Chi Omega sorority posted a racially insensitive picture taken at a Mexican-themed Halloween party.
Some students at Penn State say they're indifferent to the picture taken by the sisters of Chi Omega, others say they're appalled.
"Trashy, stupid, inconsiderate more than anything else."
That's how Grant Berry describes this picture.
"It's just really grossly inappropriate in a lot of ways," Berry said.
The picture was first reported in an Onward State blog online and now, it's at the center of an investigation.
Senior Taylour Maietta says she sees themed parties at Penn State all the time.
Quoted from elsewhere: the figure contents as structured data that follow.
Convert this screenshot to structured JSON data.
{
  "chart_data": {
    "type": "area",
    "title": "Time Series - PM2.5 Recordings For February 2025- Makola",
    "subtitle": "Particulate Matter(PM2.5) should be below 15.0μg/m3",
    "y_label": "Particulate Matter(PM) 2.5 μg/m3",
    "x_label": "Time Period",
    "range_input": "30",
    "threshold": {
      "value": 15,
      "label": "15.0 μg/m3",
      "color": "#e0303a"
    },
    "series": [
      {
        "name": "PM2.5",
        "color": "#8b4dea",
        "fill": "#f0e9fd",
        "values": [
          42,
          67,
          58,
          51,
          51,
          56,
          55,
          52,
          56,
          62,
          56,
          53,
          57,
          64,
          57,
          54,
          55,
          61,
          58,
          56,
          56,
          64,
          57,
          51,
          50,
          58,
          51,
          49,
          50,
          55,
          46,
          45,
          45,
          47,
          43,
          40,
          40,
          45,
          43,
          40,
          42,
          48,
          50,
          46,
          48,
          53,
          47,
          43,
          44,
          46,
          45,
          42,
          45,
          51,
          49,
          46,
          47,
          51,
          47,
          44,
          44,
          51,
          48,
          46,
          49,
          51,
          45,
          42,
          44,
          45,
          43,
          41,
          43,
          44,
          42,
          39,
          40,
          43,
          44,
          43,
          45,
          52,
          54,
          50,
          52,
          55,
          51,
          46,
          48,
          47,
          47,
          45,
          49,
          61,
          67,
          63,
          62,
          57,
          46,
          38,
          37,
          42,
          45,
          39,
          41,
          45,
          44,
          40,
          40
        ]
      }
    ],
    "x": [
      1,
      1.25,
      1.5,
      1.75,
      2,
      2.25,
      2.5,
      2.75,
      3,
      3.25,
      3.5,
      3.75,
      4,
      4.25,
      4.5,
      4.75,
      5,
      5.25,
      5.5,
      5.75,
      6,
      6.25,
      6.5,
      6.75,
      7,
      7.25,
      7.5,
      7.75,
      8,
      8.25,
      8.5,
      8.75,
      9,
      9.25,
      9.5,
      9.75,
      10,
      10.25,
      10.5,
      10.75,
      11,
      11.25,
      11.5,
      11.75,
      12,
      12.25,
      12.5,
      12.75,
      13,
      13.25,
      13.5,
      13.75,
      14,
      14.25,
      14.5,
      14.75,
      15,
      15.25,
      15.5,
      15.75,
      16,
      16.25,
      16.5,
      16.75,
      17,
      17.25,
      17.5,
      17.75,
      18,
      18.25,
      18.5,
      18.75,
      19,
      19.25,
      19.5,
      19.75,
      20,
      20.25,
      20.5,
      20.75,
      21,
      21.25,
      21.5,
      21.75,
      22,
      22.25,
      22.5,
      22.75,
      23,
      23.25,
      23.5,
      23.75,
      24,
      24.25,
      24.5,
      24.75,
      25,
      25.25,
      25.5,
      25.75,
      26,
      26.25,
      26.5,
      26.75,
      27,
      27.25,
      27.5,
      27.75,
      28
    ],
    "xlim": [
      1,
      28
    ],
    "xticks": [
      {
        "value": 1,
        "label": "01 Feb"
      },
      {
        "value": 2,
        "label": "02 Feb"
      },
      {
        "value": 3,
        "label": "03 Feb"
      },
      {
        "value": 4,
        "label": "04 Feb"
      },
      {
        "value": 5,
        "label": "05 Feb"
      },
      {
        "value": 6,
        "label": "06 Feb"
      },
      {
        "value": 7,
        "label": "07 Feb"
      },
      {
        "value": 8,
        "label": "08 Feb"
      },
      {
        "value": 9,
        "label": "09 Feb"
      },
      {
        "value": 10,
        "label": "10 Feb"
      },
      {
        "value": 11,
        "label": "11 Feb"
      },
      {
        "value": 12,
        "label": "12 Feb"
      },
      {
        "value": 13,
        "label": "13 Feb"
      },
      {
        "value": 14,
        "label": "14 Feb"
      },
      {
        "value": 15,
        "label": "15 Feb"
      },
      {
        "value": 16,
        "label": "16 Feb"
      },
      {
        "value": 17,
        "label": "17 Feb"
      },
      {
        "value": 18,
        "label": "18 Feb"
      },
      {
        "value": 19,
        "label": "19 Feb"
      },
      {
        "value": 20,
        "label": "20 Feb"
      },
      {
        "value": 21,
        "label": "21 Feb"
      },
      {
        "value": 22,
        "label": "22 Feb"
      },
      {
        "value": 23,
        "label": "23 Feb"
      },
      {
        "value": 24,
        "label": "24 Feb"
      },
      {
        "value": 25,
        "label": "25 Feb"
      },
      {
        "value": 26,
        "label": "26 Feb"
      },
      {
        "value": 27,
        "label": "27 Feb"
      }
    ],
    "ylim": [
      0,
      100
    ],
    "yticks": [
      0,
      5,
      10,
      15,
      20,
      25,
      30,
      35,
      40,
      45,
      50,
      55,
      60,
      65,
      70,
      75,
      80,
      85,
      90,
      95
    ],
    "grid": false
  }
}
"We've had Mexican parties, we've had Mexican food, things like that," she said. "We've never dressed up like that."
But Maietta says it's not the costumes that offend her the most.
"The signs are kind of what got me," Maietta said.
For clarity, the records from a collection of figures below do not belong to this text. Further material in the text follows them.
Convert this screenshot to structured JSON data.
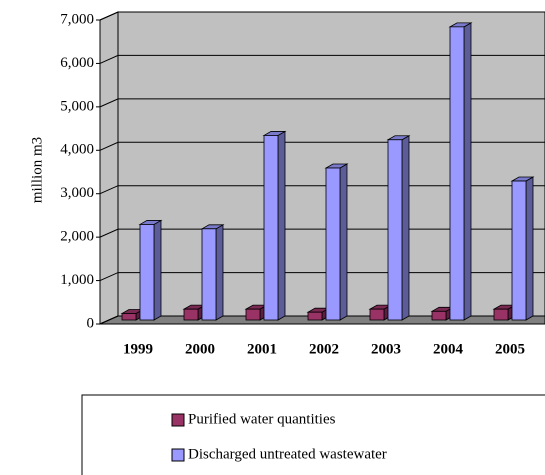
{
  "chart_data": {
    "type": "bar3d",
    "y_label": "million m3",
    "categories": [
      "1999",
      "2000",
      "2001",
      "2002",
      "2003",
      "2004",
      "2005"
    ],
    "series": [
      {
        "name": "Purified water quantities",
        "color": "#993366",
        "values": [
          150,
          250,
          250,
          180,
          250,
          200,
          250
        ]
      },
      {
        "name": "Discharged untreated wastewater",
        "color": "#9999ff",
        "values": [
          2200,
          2100,
          4250,
          3500,
          4150,
          6750,
          3200
        ]
      }
    ],
    "ylim": [
      0,
      7000
    ],
    "yticks": [
      0,
      {
        "value": 1000,
        "label": "1,000"
      },
      {
        "value": 2000,
        "label": "2,000"
      },
      {
        "value": 3000,
        "label": "3,000"
      },
      {
        "value": 4000,
        "label": "4,000"
      },
      {
        "value": 5000,
        "label": "5,000"
      },
      {
        "value": 6000,
        "label": "6,000"
      },
      {
        "value": 7000,
        "label": "7,000"
      }
    ],
    "grid": true
  }
}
Two signs reading "Will mow lawn for weed and beer" and "I don't cut grass, I smoke it" are front and center in the picture.
"It could just be a Halloween party dressing up, but they went as far as the signs, that could be stepping over the line a little bit," Maietta said.
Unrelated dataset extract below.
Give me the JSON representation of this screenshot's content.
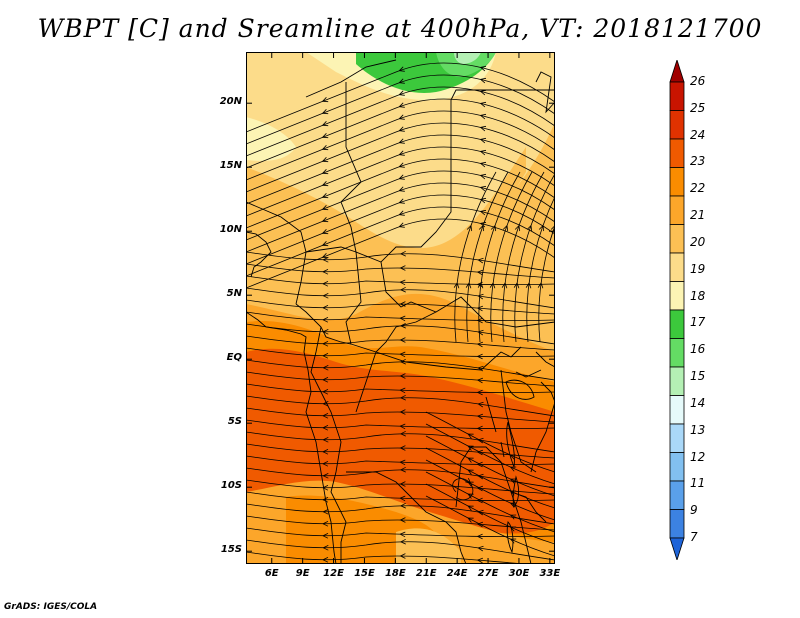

Grant Berry studies Spanish Linguistics. He describes the picture as appalling.
"The person who first taught me Spanish is actually from Mexico City. She doesn't have a mustache, she doesn't wear sombrero or a poncho," he said. "I would really recommend that people, rather than do things like this and generalize an entire group of people, spend some time, get on Wikipedia, learn a little bit about that culture. You're at a university, it might help you to study a little bit more."
The sisters of the Nu Gamma chapter of Chi Omega released a statement to WTAJ Tuesday saying they apologize for portraying the inappropriate stereotypes and the picture does not reflect the values of their organization.
A representative from Chi Omega's National Headquarters says at this time, final sanctions have not been finalized for the Chapter as the incident is still under investigation, but says their organization is working with Penn State's Panhellenic team to discuss educational directives for the chapter.
University Public Information Director, Lisa Powers, also released a statement Tuesday, saying "While these individuals are within their First Amendment rights to express themselves in this way, we are appalled that they would display this level of insensitivity....these costumes and this group do not represent fraternity and sorority life at Penn State, nor the 95,000 students who attend our university."